The blood test, conducted by Oxford University Hospitals (OUH) NHS Foundation Trust at its John Radcliffe Hospital, measures the ratio of two placental factors – maternal serum soluble fms-like tyrosine kinase (sFlt-1) and placental growth factor (PlGF) – that are released into the mother’s blood.
The test was developed by Roche Diagnostics, who have funded a trial conducted at the Women’s Centre at the John Radcliffe Hospital.
The trial results were successful and the response from maternity staff so enthusiastic that the test has been accepted as routine clinical practice at OUH. The introduction of the test will be cost-neutral for the trust.
Pre-eclampsia is a serious disease that occurs in four per cent of all pregnancies. It causes high blood pressure, protein in the urine and oedema and can result in liver failure, kidney failure and seizures in the mother. It can lead to restricted growth in the baby and often premature delivery.
Without the test, there is no accurate method to determine who will get the disease. Currently, any patients with suspected PE are often admitted to hospital, sometimes for several days in order to make the diagnosis. PE is diagnosed by excluding all the other possible causes of high blood pressure and protein in the urine through a series of tests, which take time and cause anxiety for the mother-to-be and her family.
The trial (currently awaiting publication) was led by Dr Manu Vatish, OUH Consultant Obstetrician and Senior Clinical Fellow with the University of Oxford’s Nuffield Department of Women’s and Reproductive Health.

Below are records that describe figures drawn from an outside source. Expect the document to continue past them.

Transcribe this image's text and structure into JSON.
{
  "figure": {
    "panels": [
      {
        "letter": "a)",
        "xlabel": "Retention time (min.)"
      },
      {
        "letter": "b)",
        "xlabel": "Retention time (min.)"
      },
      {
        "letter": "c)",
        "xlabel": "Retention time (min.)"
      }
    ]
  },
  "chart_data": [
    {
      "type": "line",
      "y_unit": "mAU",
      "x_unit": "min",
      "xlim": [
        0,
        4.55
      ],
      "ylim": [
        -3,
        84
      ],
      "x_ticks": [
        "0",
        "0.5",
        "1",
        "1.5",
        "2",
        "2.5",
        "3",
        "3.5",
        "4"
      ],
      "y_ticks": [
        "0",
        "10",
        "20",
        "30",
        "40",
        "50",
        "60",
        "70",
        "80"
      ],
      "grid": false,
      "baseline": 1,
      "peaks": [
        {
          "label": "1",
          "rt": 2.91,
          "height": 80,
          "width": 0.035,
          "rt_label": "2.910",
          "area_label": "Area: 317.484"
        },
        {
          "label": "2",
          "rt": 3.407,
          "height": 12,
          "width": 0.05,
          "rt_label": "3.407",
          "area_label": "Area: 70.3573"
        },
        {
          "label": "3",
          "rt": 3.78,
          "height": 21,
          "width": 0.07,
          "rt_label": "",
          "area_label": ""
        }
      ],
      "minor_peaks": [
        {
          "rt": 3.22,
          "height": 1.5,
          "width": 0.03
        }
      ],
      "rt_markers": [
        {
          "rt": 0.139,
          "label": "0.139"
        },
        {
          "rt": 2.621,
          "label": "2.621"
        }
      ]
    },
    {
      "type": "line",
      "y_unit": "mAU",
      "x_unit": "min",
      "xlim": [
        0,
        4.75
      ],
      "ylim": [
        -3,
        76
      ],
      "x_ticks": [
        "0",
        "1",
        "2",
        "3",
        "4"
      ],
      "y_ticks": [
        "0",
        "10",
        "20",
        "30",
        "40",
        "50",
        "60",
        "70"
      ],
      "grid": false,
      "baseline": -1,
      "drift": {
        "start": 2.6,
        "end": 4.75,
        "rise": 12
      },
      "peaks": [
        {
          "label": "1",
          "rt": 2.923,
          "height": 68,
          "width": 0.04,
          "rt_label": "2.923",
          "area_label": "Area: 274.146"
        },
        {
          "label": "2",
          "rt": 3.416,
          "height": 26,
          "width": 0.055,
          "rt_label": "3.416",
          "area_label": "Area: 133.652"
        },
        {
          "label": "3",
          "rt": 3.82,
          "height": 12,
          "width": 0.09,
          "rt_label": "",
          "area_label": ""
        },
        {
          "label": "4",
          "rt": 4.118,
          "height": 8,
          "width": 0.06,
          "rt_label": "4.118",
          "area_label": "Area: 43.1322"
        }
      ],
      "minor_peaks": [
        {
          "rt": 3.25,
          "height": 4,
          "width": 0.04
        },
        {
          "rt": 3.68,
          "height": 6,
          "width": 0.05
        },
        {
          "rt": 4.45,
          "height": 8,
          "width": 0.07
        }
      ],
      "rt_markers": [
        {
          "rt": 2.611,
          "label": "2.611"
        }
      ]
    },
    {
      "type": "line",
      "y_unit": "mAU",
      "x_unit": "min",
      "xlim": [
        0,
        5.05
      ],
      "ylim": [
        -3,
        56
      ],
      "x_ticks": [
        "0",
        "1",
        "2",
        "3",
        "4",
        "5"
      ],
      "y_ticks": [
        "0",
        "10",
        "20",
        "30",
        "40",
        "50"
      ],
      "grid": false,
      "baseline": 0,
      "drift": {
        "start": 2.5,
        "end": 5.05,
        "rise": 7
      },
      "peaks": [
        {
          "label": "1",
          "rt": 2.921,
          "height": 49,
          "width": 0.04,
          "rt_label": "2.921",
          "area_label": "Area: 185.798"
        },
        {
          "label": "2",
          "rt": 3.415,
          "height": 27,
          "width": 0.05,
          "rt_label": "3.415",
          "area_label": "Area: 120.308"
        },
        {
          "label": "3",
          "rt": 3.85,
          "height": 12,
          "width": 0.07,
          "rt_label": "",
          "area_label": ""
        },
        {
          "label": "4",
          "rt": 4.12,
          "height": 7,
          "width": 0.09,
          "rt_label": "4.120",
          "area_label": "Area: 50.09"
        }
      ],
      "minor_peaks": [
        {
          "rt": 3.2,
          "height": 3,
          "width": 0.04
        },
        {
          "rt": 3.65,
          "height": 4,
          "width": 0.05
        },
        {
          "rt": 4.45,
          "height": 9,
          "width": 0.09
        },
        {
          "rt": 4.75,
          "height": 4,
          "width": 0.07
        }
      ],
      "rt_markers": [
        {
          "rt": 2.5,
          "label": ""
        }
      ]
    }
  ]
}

He said: “The stress experienced by mums and their families can be put into context when we see that almost 70 per cent of patients admitted don’t actually have PE.
“With this study and the previously published work, we have shown that we can virtually eliminate all those patients who have no risk of developing pre-eclampsia, allowing us to focus our attention on those with an increased risk.”

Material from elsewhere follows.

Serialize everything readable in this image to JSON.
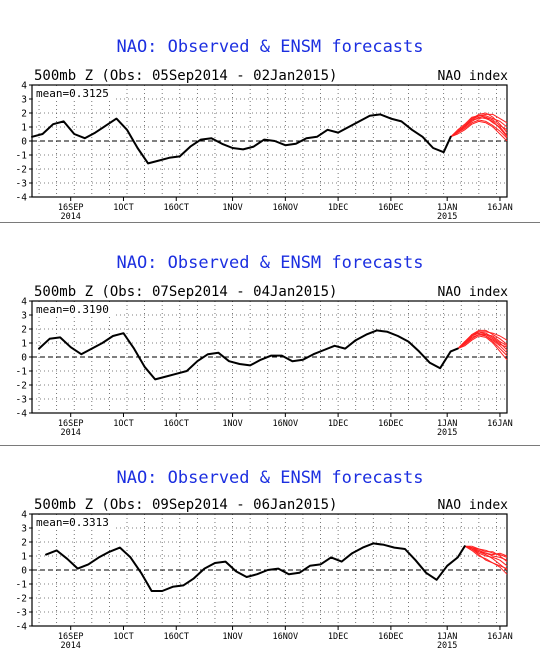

Dr Vatish added: “The standard clinical tests for pre-eclampsia, which work on the assumption that all patients are at risk, are fairly good at predicting which women could go on to develop the disease. Using the new test together with standard clinical practice, this figure rises to 100 per cent.
“This approach – using the test in conjunction with standard clinical practice – allows us effectively to segregate patients into those who have virtually no risk of getting the disease and those with an increased risk. This test improves our diagnostic accuracy and is a welcome step forwards.”
Tim James, OUH Head Biomedical Scientist in Clinical Biochemistry, whose laboratories carried out the tests, said: “The beauty of these tests is that they are not reliant on analysers that are only available in Oxford. The instruments are available at many hospital sites, meaning that the benefits we have demonstrated can be expanded across the UK relatively rapidly and easily, and pregnant women everywhere should be able to benefit”.